When most people think of “experiments,” they think of test tubes and telescopes, of Petri dishes and Bunsen burners. But the physical apparatus is not central to what an “experiment” means. Instead, what matters is the ability to specify different conditions–and then to observe how the differences in the underlying conditions alter the outcomes. When “experiments” are understood in this broader way, the application of “experiments” is expanded.

For example, back in 1881 when Louis Pasteur tested his vaccine for sheep anthrax, he gave the vaccine to half of a flock of sheep, expose the entire group to anthrax, and showed that those with the vaccine survived. More recently, the “Green Revolution” in agricultural technology was essentially a set of experiments, by systematically breeding plant varieties and then looking at the outcomes in terms of yield, water use, pest resistance, and the like.

This understanding of “experiment” can be applied in economics, as well. John A. List explains in “Field Experiments: Here Today Gone Tomorrow?” (American Economist, published online August 6, 2024). By “field experiments,” List is seeking to differentiate his topic from “lab experiments,” which for economists refers to experiments carried out in a classroom context, often with students as the subjects, and to focus instead on experiments that involve people in the “field”–that is, in the context of their actual economic activities, including work, selling and buying, charitable giving, and the like. As List points out, these kinds of economic experiments have been going on for decades. He points out that government agencies have been conducting field experiments for decades.

In Europe, the early social experiments in the late 1960s included electricity pricing schemes in Great Britain. In the US, social experiments can be traced to Heather Ross, an MIT economics doctoral candidate working at the Brookings Institution. The first wave of such experiments in the United States began in earnest in the late 1960s and included government agencies’ attempts to evaluate programs by deliberate variations in agency policies. Such large-scale social experiments included employment programs, electricity pricing, job training programs, and housing allowances. While this early wave of social experiments tended to focus on testing new programs, since the early 1980s major social experiments have examined various reforms that test incremental changes to existing programs. These experiments have had an important influence on policy, as they were recognized as contributing to the Family Support Act of 1988, which overhauled the AFDC program.

Again, the key to an “experimental” approach is to have control over the different conditions, and there’s control is more clear-cut in a test tube than in, say, people being charged for electricity in different ways. But as the advocates of field experiments point out, the approach doesn’t require that individual people be identical, nor that social interactions be like chemical reactions. If people are randomly divided into groups of sufficient size, then the groups will be broadly quite similar in underlying characteristics. This assumption of randomness needs to be questioned and checked, of course, and it turns out that some of the early experiments were not always truly random.

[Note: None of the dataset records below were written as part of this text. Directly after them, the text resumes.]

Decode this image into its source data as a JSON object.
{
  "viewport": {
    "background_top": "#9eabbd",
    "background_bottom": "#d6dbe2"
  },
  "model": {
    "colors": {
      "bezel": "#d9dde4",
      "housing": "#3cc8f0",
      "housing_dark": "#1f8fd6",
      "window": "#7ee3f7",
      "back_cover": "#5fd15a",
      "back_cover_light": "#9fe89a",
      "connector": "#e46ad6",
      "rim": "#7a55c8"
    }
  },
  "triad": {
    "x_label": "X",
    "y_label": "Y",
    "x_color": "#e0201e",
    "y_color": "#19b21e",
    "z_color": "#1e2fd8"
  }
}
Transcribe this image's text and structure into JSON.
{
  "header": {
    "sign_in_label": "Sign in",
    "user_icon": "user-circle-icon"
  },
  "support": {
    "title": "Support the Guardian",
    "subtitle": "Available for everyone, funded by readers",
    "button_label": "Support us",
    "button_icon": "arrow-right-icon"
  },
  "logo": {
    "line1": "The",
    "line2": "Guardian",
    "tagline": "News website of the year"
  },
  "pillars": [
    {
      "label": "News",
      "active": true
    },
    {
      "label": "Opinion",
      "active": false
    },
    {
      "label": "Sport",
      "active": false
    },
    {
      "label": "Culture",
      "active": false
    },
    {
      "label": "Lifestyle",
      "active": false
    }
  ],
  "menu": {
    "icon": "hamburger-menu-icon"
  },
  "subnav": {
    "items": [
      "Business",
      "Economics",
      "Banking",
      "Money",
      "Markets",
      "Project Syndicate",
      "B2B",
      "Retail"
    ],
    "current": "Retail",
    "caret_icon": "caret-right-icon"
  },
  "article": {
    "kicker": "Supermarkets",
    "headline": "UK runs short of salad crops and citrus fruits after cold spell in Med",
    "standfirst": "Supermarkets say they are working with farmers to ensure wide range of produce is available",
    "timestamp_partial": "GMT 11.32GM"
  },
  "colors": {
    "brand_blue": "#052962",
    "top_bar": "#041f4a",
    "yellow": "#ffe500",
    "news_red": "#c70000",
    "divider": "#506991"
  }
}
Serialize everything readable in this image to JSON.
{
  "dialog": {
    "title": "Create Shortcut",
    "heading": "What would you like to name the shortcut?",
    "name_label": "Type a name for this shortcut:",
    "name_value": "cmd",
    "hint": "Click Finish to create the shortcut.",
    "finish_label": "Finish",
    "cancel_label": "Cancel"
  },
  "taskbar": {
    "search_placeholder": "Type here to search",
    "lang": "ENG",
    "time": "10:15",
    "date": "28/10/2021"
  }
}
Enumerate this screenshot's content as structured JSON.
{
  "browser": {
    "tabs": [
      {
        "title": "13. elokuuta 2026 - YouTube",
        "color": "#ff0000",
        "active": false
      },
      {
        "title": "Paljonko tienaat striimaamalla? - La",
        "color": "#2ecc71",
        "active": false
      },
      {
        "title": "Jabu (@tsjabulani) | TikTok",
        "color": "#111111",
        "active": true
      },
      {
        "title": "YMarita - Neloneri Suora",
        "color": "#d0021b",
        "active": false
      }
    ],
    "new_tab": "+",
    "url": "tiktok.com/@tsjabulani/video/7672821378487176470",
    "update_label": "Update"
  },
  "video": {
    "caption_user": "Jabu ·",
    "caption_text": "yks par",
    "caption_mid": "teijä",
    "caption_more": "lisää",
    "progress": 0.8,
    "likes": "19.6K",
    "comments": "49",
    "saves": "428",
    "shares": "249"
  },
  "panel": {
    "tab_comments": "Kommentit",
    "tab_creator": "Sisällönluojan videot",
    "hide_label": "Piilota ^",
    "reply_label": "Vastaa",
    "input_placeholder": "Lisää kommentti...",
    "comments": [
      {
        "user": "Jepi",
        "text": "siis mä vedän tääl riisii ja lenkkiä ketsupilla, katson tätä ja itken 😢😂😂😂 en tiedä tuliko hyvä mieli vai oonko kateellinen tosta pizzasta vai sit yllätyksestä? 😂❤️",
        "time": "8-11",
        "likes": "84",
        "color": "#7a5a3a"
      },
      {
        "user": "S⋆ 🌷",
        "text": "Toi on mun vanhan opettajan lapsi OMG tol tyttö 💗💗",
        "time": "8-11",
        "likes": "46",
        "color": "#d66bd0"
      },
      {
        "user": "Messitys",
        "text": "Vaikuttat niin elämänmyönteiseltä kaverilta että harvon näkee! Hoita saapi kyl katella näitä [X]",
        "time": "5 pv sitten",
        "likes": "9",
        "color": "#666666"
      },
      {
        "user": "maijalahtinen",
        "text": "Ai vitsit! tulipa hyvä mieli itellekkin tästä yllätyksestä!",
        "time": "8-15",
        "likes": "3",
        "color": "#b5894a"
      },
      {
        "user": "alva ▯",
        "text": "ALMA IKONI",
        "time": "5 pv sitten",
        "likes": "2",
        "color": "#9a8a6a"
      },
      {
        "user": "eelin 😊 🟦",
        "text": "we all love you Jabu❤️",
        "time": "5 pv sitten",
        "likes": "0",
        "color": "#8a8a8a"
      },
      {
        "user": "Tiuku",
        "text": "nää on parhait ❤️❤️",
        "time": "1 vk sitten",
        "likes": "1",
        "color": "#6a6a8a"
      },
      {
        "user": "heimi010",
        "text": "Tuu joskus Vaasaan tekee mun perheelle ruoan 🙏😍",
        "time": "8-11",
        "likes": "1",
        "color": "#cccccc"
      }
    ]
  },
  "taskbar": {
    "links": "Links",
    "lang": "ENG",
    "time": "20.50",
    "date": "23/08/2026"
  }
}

In addition, there is a question of “scalability,” and whether findings from a field experiment can be scaled up to a real-world program. As List has pointed out in earlier work, there is often a “voltage effect,” where a study finds an effect that doesn’t generalize to a broader population. A common issue here is that the details of the experiment may be hard to replicate at scale. As an example, List discusses what is called an “A/B experiment,” in this case an example where certain children got an intervention to prepare them for kindergarten, and others did not. He writes:

In the A/B experimental test of an early childhood program summarized … the program is found to triple Kindergarten Readiness: from 17% to 51%! One might view this result as extraordinary, and immediately want to scale the program. To understand why that choice is not prudent, consider what exactly we have learned from this research. If it is a typical social science experiment, then it has likely been conducted as an efficacy test: the “best-case” test of the program is arm B versus the control, arm A. To understand why more information is necessary, we must consider the incentives that the researchers faced. Those incentives are set up to create a petri dish that provides results that gives the intervention its “best shot,” or likewise the largest treatment effects. In this manner, we are answering the wrong question if we are attempting to provide policy advice. We are asking: can this idea work in the petri dish under the best-case situation rather than will this idea work at scale? This is the wrong question. We must not only do the efficacy test but also relevant tests of scale within the original discovery process. The economics of many situations demand such an approach.


List suggests that experiments shouldn’t be designed with the “petri dish” mindset, but instead can be designed to think in advance about “what constraints will the idea face at scale, what key factors can impact scaling.” No one said that experimental design was easy. List suggests a set of criteria for better and worse design–with the final column referring to studies that will inevitably bomb.

List suggest that when economists of the future approach a question like the productivity gains of a pin factory (Adam Smith’s famous example), they will do so with an experimental mindset, systematically varying the conditions to understand the outcomes. He writes:

In the past few decades, there is perhaps no empirical innovation that has changed economics more than field experiments. Via controlling the assignment mechanism, the experimenter sheds light on both the “effects of causes” and the “causes of effects”. Yet, the scientific insights do not end there. With some imagination and theoretical guidance, the experimenter can generate data that permits an informed prediction of whether the causal impacts of treatments implemented in one environment transfer to other environments, be them spatially, temporally, or scale differentiated. When these dual goals are achieved, the power of the experimental approach is unleashed.